Solo me he encontrado una vez con un grupo de carroñeros, pero sigo teniendo pesadillas.
—No serán capaces de llevarlo a cabo —digo intentando parecer segura de mí misma—. No están organizados.
Raven se encoge de hombros.
—Eso espero.
Apila unos libros sobre otros, asegurándose de que las esquinas se correspondan. Durante un segundo me asalta la tristeza: Raven, ahí de pie entre tanto desorden, ordenando libros como si significara algo, como si sirviera de algo.
—¿Puedo ayudarte?
—No te preocupes —me lanza una sonrisa un poco tensa—. Ese es mi trabajo, ¿vale?
Otra de sus frases hechas. Al igual que cuando insiste en que el pasado ha muerto, esto se ha convertido en una especie de mantra. Yo me ocupo, tú haz lo que yo te diga. Todos necesitamos mantras, supongo, dichos que nos repetimos para seguir avanzando.
—Vale.
Por un instante nos quedamos ahí y me siento rara. En algunas cosas Raven es como mi familia —lo que más se aproxima a una familia—, pero en otras ocasiones me doy cuenta de que no la conozco mejor que en agosto, cuando me encontró. Sigo sin saber quién era antes de llegar a la Tierra Salvaje. Ha cerrado esa parte de sí misma, la ha doblado y la ha escondido en algún lugar profundo e inalcanzable.
—Vamos —señala con la cabeza hacia la escalera—. Es tarde. Deberías comer algo.
Al subir los peldaños, rozo con los dedos la matrícula metálica que hemos pegado en la pared. La encontramos en la Tierra Salvaje, medio enterrada en el barro y la nieve casi derretida durante el traslado.
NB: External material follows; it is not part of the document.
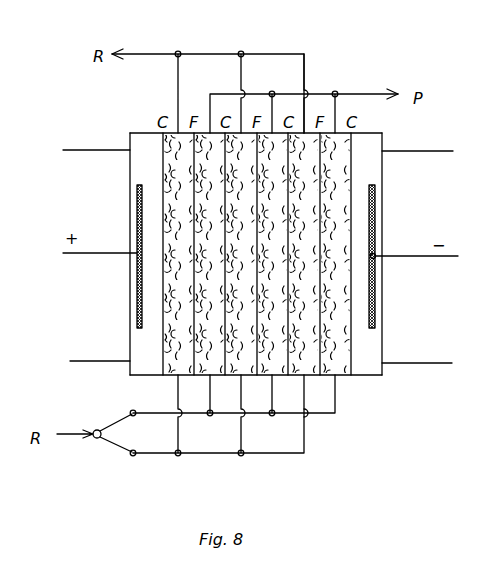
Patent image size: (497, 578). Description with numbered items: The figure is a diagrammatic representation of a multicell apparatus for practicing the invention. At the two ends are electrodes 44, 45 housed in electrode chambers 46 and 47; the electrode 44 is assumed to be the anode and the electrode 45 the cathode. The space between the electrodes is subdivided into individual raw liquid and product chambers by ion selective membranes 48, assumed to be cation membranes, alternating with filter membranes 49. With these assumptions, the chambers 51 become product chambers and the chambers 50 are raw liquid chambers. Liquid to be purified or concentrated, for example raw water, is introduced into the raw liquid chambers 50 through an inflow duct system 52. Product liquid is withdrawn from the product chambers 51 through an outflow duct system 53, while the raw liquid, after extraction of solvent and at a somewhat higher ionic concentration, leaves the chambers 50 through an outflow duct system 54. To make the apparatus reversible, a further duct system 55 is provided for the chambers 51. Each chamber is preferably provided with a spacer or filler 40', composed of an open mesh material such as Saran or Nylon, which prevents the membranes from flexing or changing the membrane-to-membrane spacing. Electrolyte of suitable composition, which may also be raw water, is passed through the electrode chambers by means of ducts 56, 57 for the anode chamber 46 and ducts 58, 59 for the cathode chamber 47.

En aquel momento veíamos la muerte de cerca, estábamos agotados y muertos de hambre, enfermos y congelados.
Bram fue el que la vio primero y, cuando la levantó del suelo, el sol se abrió paso a través de la cubierta de nubes y el metal relució de repente con un brillo claro, casi hasta cegarme, por lo que apenas pude leer las palabras grabadas bajo el número.
Palabras antiguas, palabras que casi me hicieron caer de rodillas.
Vive libre o muere.
Cuatro palabras. Quince letras. Crestas, bultos, volutas bajo las yemas de mis dedos.
Otro dicho. Nos aferramos a él, y nuestra fe lo vuelve realidad.